SIMTech also signed MOUs with the Trade Associations and Chambers, the Singapore Precision Engineering and Technology Association (SPETA), and the Singapore Manufacturing Federation (SMF), to provide their members with training to deepen their manufacturing capabilities for the Future Economy.

== Beyond manufacturing ==
Food and Nutrition is an emerging sector in Singapore. One of Singapore's successes between 2011 and 2015 was in growing an R&D ecosystem for the F&N and consumer care sector. This has led to the creation of close to 1,000 new R&D jobs. Leading nutrition companies such as Nestlé (Nestle Research Centre) and Danone (Nutricia Research) have either established new facilities or expanded existing ones in Biopolis, and are working closely with A*STAR to conduct R&D to develop healthier and safer products.

Singapore's first publicly funded drug candidate, ETC-159, which was discovered and developed through a collaboration with Duke-NUS Graduate Medical School, advanced into Phase 1 clinical trials in July 2015. This drug targets a number of cancers, including colorectal, ovarian and pancreatic cancers, which contribute to a significant proportion of Singapore's cancer burden.
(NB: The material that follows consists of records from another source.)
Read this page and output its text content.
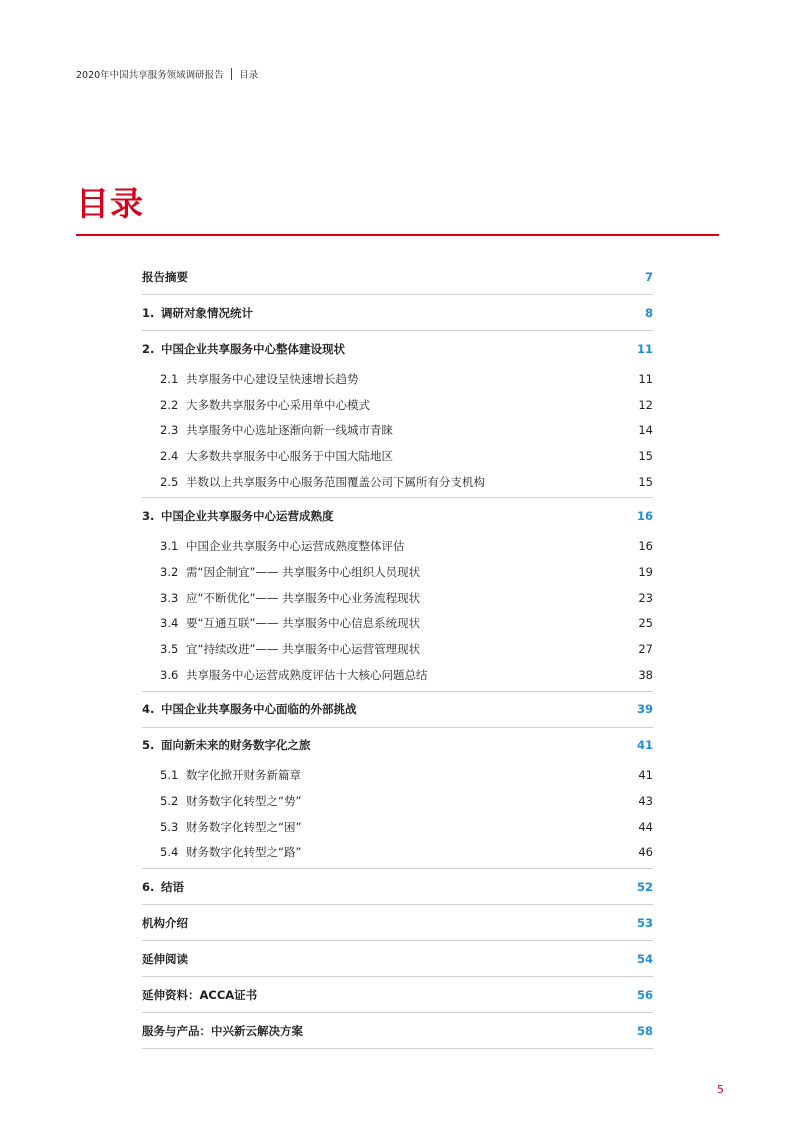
2020年中国共享服务领域调研报告 目录
目录
报告摘要	7
1. 调研对象情况统计	8
2. 中国企业共享服务中心整体建设现状	11
2.1 共享服务中心建设呈快速增长趋势	11
2.2 大多数共享服务中心采用单中心模式	12
2.3 共享服务中心选址逐渐向新一线城市青睐	14
2.4 大多数共享服务中心服务于中国大陆地区	15
2.5 半数以上共享服务中心服务范围覆盖公司下属所有分支机构	15
3. 中国企业共享服务中心运营成熟度	16
3.1 中国企业共享服务中心运营成熟度整体评估	16
3.2 需“因企制宜”—— 共享服务中心组织人员现状	19
3.3 应“不断优化”—— 共享服务中心业务流程现状	23
3.4 要“互通互联”—— 共享服务中心信息系统现状	25
3.5 宜“持续改进”—— 共享服务中心运营管理现状	27
3.6 共享服务中心运营成熟度评估十大核心问题总结	38
4. 中国企业共享服务中心面临的外部挑战	39
5. 面向新未来的财务数字化之旅	41
5.1 数字化掀开财务新篇章	41
5.2 财务数字化转型之“势”	43
5.3 财务数字化转型之“困”	44
5.4 财务数字化转型之“路”	46
6. 结语	52
机构介绍	53
延伸阅读	54
延伸资料：ACCA证书	56
服务与产品：中兴新云解决方案	58
5
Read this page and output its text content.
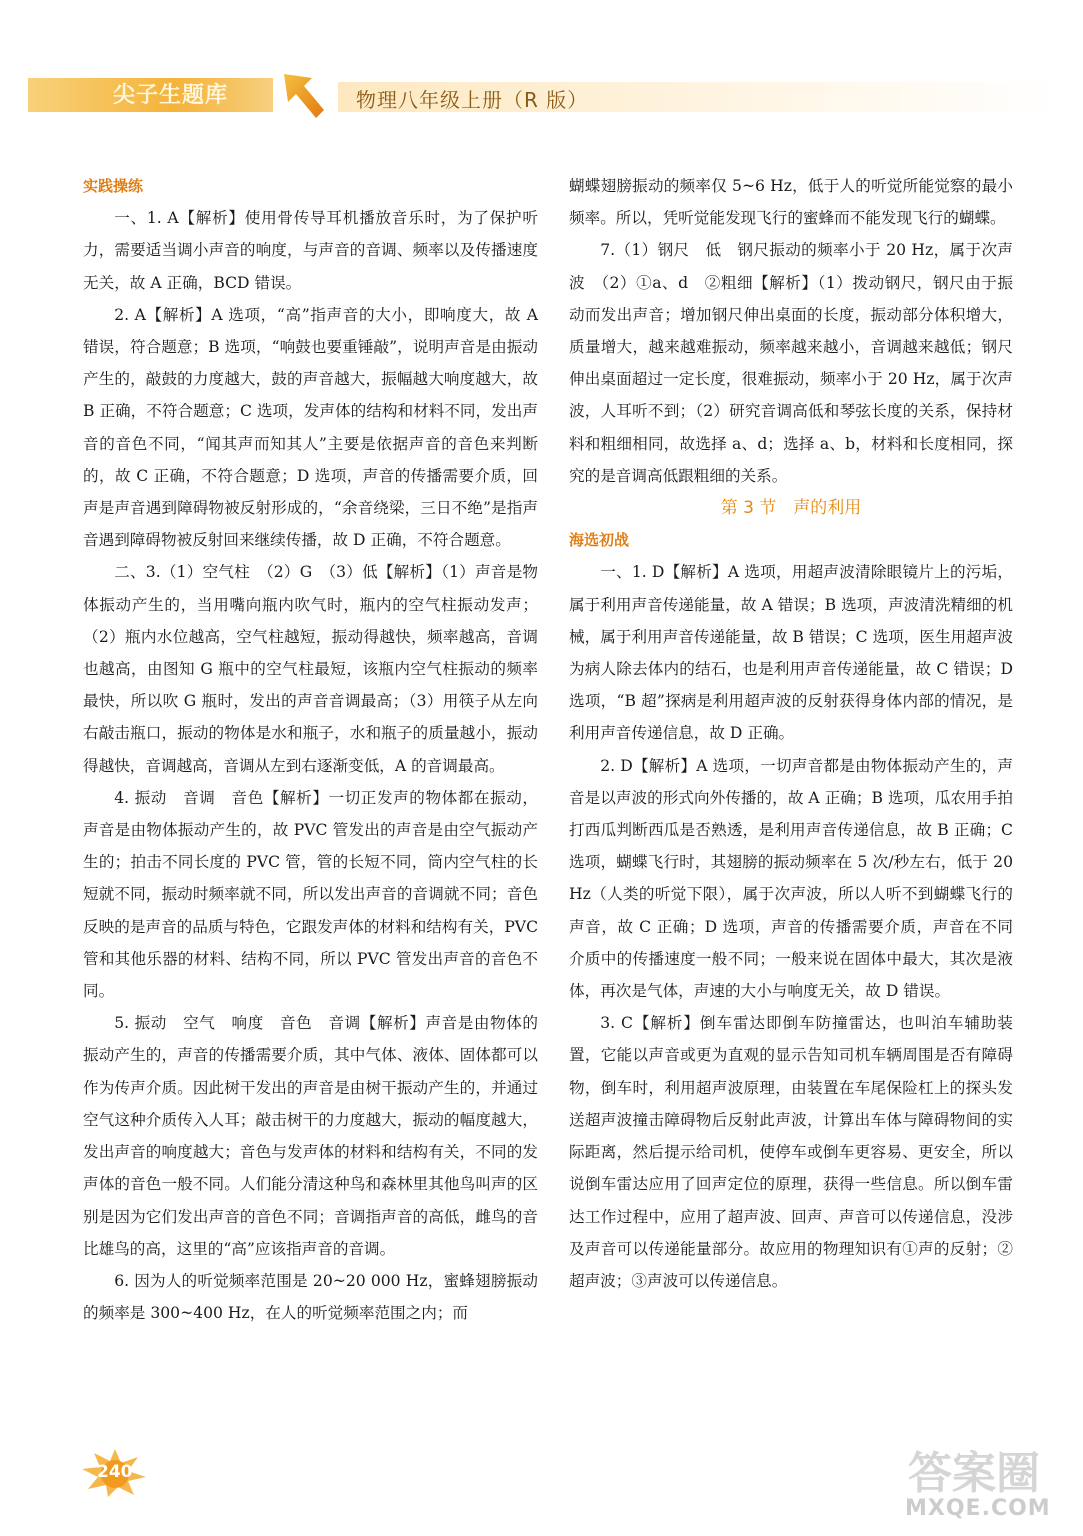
尖子生题库	物理八年级上册（R 版）
实践操练

一、1. A【解析】使用骨传导耳机播放音乐时，为了保护听力，需要适当调小声音的响度，与声音的音调、频率以及传播速度无关，故 A 正确，BCD 错误。

2. A【解析】A 选项，“高”指声音的大小，即响度大，故 A 错误，符合题意；B 选项，“响鼓也要重锤敲”，说明声音是由振动产生的，敲鼓的力度越大，鼓的声音越大，振幅越大响度越大，故 B 正确，不符合题意；C 选项，发声体的结构和材料不同，发出声音的音色不同，“闻其声而知其人”主要是依据声音的音色来判断的，故 C 正确，不符合题意；D 选项，声音的传播需要介质，回声是声音遇到障碍物被反射形成的，“余音绕梁，三日不绝”是指声音遇到障碍物被反射回来继续传播，故 D 正确，不符合题意。

二、3.（1）空气柱　（2）G　（3）低【解析】（1）声音是物体振动产生的，当用嘴向瓶内吹气时，瓶内的空气柱振动发声；（2）瓶内水位越高，空气柱越短，振动得越快，频率越高，音调也越高，由图知 G 瓶中的空气柱最短，该瓶内空气柱振动的频率最快，所以吹 G 瓶时，发出的声音音调最高；（3）用筷子从左向右敲击瓶口，振动的物体是水和瓶子，水和瓶子的质量越小，振动得越快，音调越高，音调从左到右逐渐变低，A 的音调最高。

4. 振动　音调　音色【解析】一切正发声的物体都在振动，声音是由物体振动产生的，故 PVC 管发出的声音是由空气振动产生的；拍击不同长度的 PVC 管，管的长短不同，筒内空气柱的长短就不同，振动时频率就不同，所以发出声音的音调就不同；音色反映的是声音的品质与特色，它跟发声体的材料和结构有关，PVC 管和其他乐器的材料、结构不同，所以 PVC 管发出声音的音色不同。

5. 振动　空气　响度　音色　音调【解析】声音是由物体的振动产生的，声音的传播需要介质，其中气体、液体、固体都可以作为传声介质。因此树干发出的声音是由树干振动产生的，并通过空气这种介质传入人耳；敲击树干的力度越大，振动的幅度越大，发出声音的响度越大；音色与发声体的材料和结构有关，不同的发声体的音色一般不同。人们能分清这种鸟和森林里其他鸟叫声的区别是因为它们发出声音的音色不同；音调指声音的高低，雌鸟的音比雄鸟的高，这里的“高”应该指声音的音调。

6. 因为人的听觉频率范围是 20~20 000 Hz，蜜蜂翅膀振动的频率是 300~400 Hz，在人的听觉频率范围之内；而

蝴蝶翅膀振动的频率仅 5~6 Hz，低于人的听觉所能觉察的最小频率。所以，凭听觉能发现飞行的蜜蜂而不能发现飞行的蝴蝶。

7.（1）钢尺　低　钢尺振动的频率小于 20 Hz，属于次声波　（2）①a、d　②粗细【解析】（1）拨动钢尺，钢尺由于振动而发出声音；增加钢尺伸出桌面的长度，振动部分体积增大，质量增大，越来越难振动，频率越来越小，音调越来越低；钢尺伸出桌面超过一定长度，很难振动，频率小于 20 Hz，属于次声波，人耳听不到；（2）研究音调高低和琴弦长度的关系，保持材料和粗细相同，故选择 a、d；选择 a、b，材料和长度相同，探究的是音调高低跟粗细的关系。

第 3 节　声的利用

海选初战

一、1. D【解析】A 选项，用超声波清除眼镜片上的污垢，属于利用声音传递能量，故 A 错误；B 选项，声波清洗精细的机械，属于利用声音传递能量，故 B 错误；C 选项，医生用超声波为病人除去体内的结石，也是利用声音传递能量，故 C 错误；D 选项，“B 超”探病是利用超声波的反射获得身体内部的情况，是利用声音传递信息，故 D 正确。

2. D【解析】A 选项，一切声音都是由物体振动产生的，声音是以声波的形式向外传播的，故 A 正确；B 选项，瓜农用手拍打西瓜判断西瓜是否熟透，是利用声音传递信息，故 B 正确；C 选项，蝴蝶飞行时，其翅膀的振动频率在 5 次/秒左右，低于 20 Hz（人类的听觉下限），属于次声波，所以人听不到蝴蝶飞行的声音，故 C 正确；D 选项，声音的传播需要介质，声音在不同介质中的传播速度一般不同；一般来说在固体中最大，其次是液体，再次是气体，声速的大小与响度无关，故 D 错误。

3. C【解析】倒车雷达即倒车防撞雷达，也叫泊车辅助装置，它能以声音或更为直观的显示告知司机车辆周围是否有障碍物，倒车时，利用超声波原理，由装置在车尾保险杠上的探头发送超声波撞击障碍物后反射此声波，计算出车体与障碍物间的实际距离，然后提示给司机，使停车或倒车更容易、更安全，所以说倒车雷达应用了回声定位的原理，获得一些信息。所以倒车雷达工作过程中，应用了超声波、回声、声音可以传递信息，没涉及声音可以传递能量部分。故应用的物理知识有①声的反射；②超声波；③声波可以传递信息。

240	答案圈
MXQE.COM
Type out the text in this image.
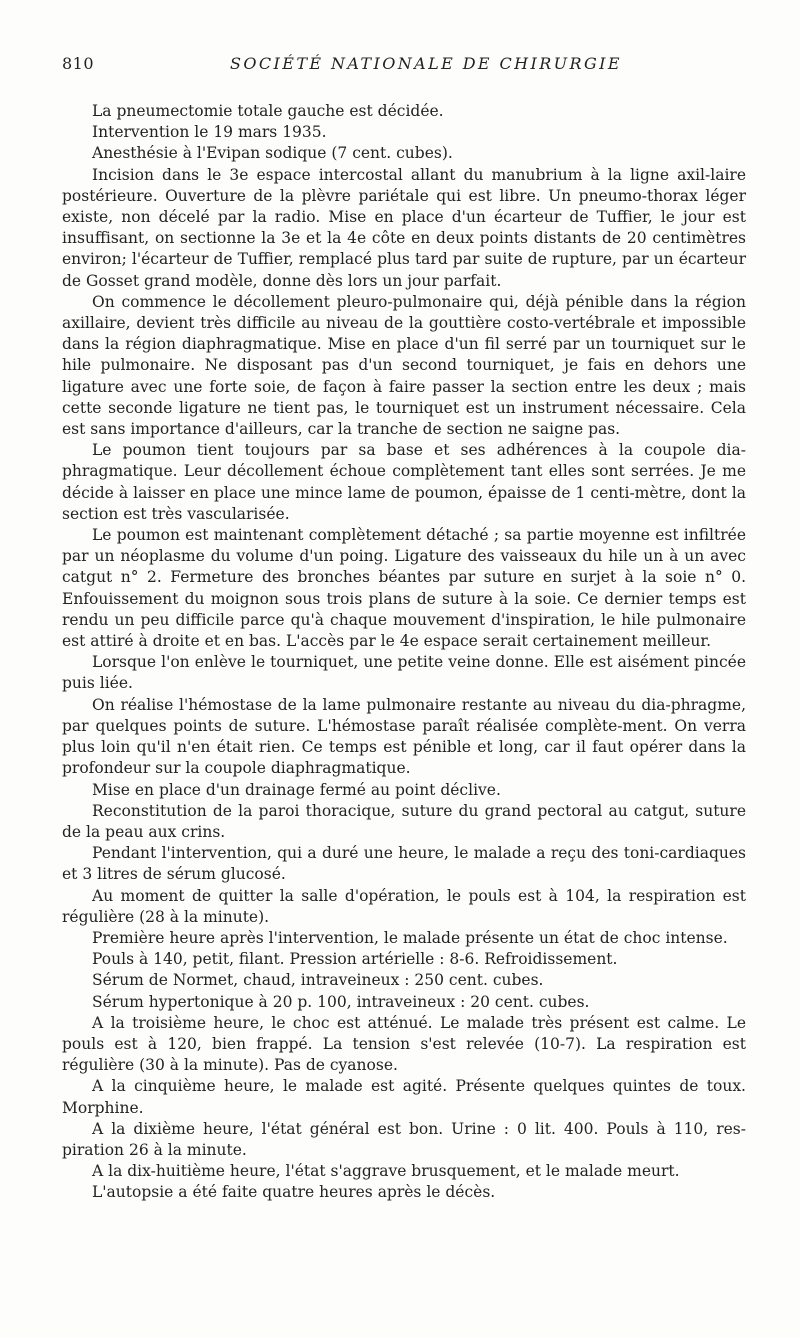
810	SOCIÉTÉ NATIONALE DE CHIRURGIE

La pneumectomie totale gauche est décidée.

Intervention le 19 mars 1935.

Anesthésie à l'Evipan sodique (7 cent. cubes).

Incision dans le 3e espace intercostal allant du manubrium à la ligne axil-laire postérieure. Ouverture de la plèvre pariétale qui est libre. Un pneumo-thorax léger existe, non décelé par la radio. Mise en place d'un écarteur de Tuffier, le jour est insuffisant, on sectionne la 3e et la 4e côte en deux points distants de 20 centimètres environ; l'écarteur de Tuffier, remplacé plus tard par suite de rupture, par un écarteur de Gosset grand modèle, donne dès lors un jour parfait.

On commence le décollement pleuro-pulmonaire qui, déjà pénible dans la région axillaire, devient très difficile au niveau de la gouttière costo-vertébrale et impossible dans la région diaphragmatique. Mise en place d'un fil serré par un tourniquet sur le hile pulmonaire. Ne disposant pas d'un second tourniquet, je fais en dehors une ligature avec une forte soie, de façon à faire passer la section entre les deux ; mais cette seconde ligature ne tient pas, le tourniquet est un instrument nécessaire. Cela est sans importance d'ailleurs, car la tranche de section ne saigne pas.

Le poumon tient toujours par sa base et ses adhérences à la coupole dia-phragmatique. Leur décollement échoue complètement tant elles sont serrées. Je me décide à laisser en place une mince lame de poumon, épaisse de 1 centi-mètre, dont la section est très vascularisée.

Le poumon est maintenant complètement détaché ; sa partie moyenne est infiltrée par un néoplasme du volume d'un poing. Ligature des vaisseaux du hile un à un avec catgut n° 2. Fermeture des bronches béantes par suture en surjet à la soie n° 0. Enfouissement du moignon sous trois plans de suture à la soie. Ce dernier temps est rendu un peu difficile parce qu'à chaque mouvement d'inspiration, le hile pulmonaire est attiré à droite et en bas. L'accès par le 4e espace serait certainement meilleur.

Lorsque l'on enlève le tourniquet, une petite veine donne. Elle est aisément pincée puis liée.

On réalise l'hémostase de la lame pulmonaire restante au niveau du dia-phragme, par quelques points de suture. L'hémostase paraît réalisée complète-ment. On verra plus loin qu'il n'en était rien. Ce temps est pénible et long, car il faut opérer dans la profondeur sur la coupole diaphragmatique.

Mise en place d'un drainage fermé au point déclive.

Reconstitution de la paroi thoracique, suture du grand pectoral au catgut, suture de la peau aux crins.

Pendant l'intervention, qui a duré une heure, le malade a reçu des toni-cardiaques et 3 litres de sérum glucosé.

Au moment de quitter la salle d'opération, le pouls est à 104, la respiration est régulière (28 à la minute).

Première heure après l'intervention, le malade présente un état de choc intense.

Pouls à 140, petit, filant. Pression artérielle : 8-6. Refroidissement.

Sérum de Normet, chaud, intraveineux : 250 cent. cubes.

Sérum hypertonique à 20 p. 100, intraveineux : 20 cent. cubes.

A la troisième heure, le choc est atténué. Le malade très présent est calme. Le pouls est à 120, bien frappé. La tension s'est relevée (10-7). La respiration est régulière (30 à la minute). Pas de cyanose.

A la cinquième heure, le malade est agité. Présente quelques quintes de toux. Morphine.

A la dixième heure, l'état général est bon. Urine : 0 lit. 400. Pouls à 110, res-piration 26 à la minute.

A la dix-huitième heure, l'état s'aggrave brusquement, et le malade meurt.

L'autopsie a été faite quatre heures après le décès.
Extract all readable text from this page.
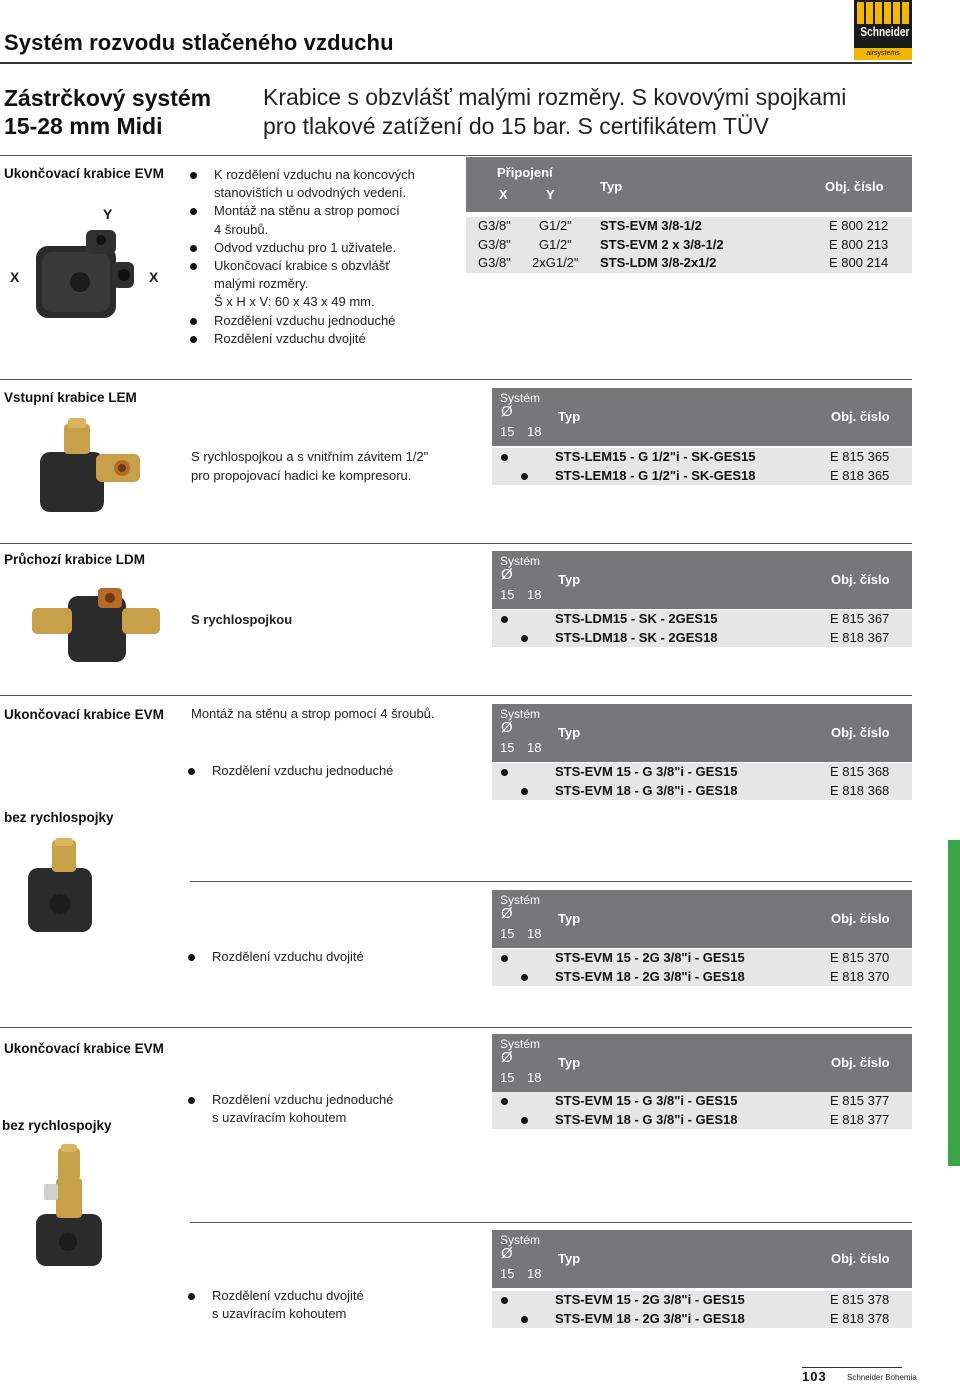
Systém rozvodu stlačeného vzduchu	Schneider
airsystems
Zástrčkový systém
15-28 mm Midi
Krabice s obzvlášť malými rozměry. S kovovými spojkami
pro tlakové zatížení do 15 bar. S certifikátem TÜV
Ukončovací krabice EVM
Y
X	X
K rozdělení vzduchu na koncových
stanovištích u odvodných vedení.
Montáž na stěnu a strop pomocí
4 šroubů.
Odvod vzduchu pro 1 uživatele.
Ukončovací krabice s obzvlášť
malými rozměry.
Š x H x V: 60 x 43 x 49 mm.
Rozdělení vzduchu jednoduché
Rozdělení vzduchu dvojité
Připojení
X	Y
Typ	Obj. číslo
G3/8" G1/2" STS-EVM 3/8-1/2	E 800 212
G3/8" G1/2" STS-EVM 2 x 3/8-1/2	E 800 213
G3/8" 2xG1/2" STS-LDM 3/8-2x1/2	E 800 214
Vstupní krabice LEM
S rychlospojkou a s vnitřním závitem 1/2"
pro propojovací hadici ke kompresoru.
Systém
Ø
15 18
Typ	Obj. číslo
STS-LEM15 - G 1/2"i - SK-GES15	E 815 365
STS-LEM18 - G 1/2"i - SK-GES18	E 818 365
Průchozí krabice LDM
S rychlospojkou
Systém
Ø
15 18
Typ	Obj. číslo
STS-LDM15 - SK - 2GES15	E 815 367
STS-LDM18 - SK - 2GES18	E 818 367
Ukončovací krabice EVM
bez rychlospojky
Montáž na stěnu a strop pomocí 4 šroubů.
Rozdělení vzduchu jednoduché
Systém
Ø
15 18
Typ	Obj. číslo
STS-EVM 15 - G 3/8"i - GES15	E 815 368
STS-EVM 18 - G 3/8"i - GES18	E 818 368
Rozdělení vzduchu dvojité
Systém
Ø
15 18
Typ	Obj. číslo
STS-EVM 15 - 2G 3/8"i - GES15	E 815 370
STS-EVM 18 - 2G 3/8"i - GES18	E 818 370
Ukončovací krabice EVM
bez rychlospojky
Rozdělení vzduchu jednoduché
s uzavíracím kohoutem
Systém
Ø
15 18
Typ	Obj. číslo
STS-EVM 15 - G 3/8"i - GES15	E 815 377
STS-EVM 18 - G 3/8"i - GES18	E 818 377
Rozdělení vzduchu dvojité
s uzavíracím kohoutem
Systém
Ø
15 18
Typ	Obj. číslo
STS-EVM 15 - 2G 3/8"i - GES15	E 815 378
STS-EVM 18 - 2G 3/8"i - GES18	E 818 378
103	Schneider Bohemia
A*STAR further announced that its second locally developed cancer drug, ETC-206, which targets blood cancers, has advanced to first-in-man trials in 2016. A*STAR would also be building a centre for large molecules, known as the Experimental Biologics Centre (EBC).

In 2016, A*STAR's commercialisation arm, A*ccelerate (formerly ETPL) opened the first-of-its-kind "open innovation lab" and the incubator known as A*START Central with 10 medtech, biotech and Internet start-ups on board. It can support up to 25 start-ups with conducive infrastructure, mentorship, funding and access to business networks.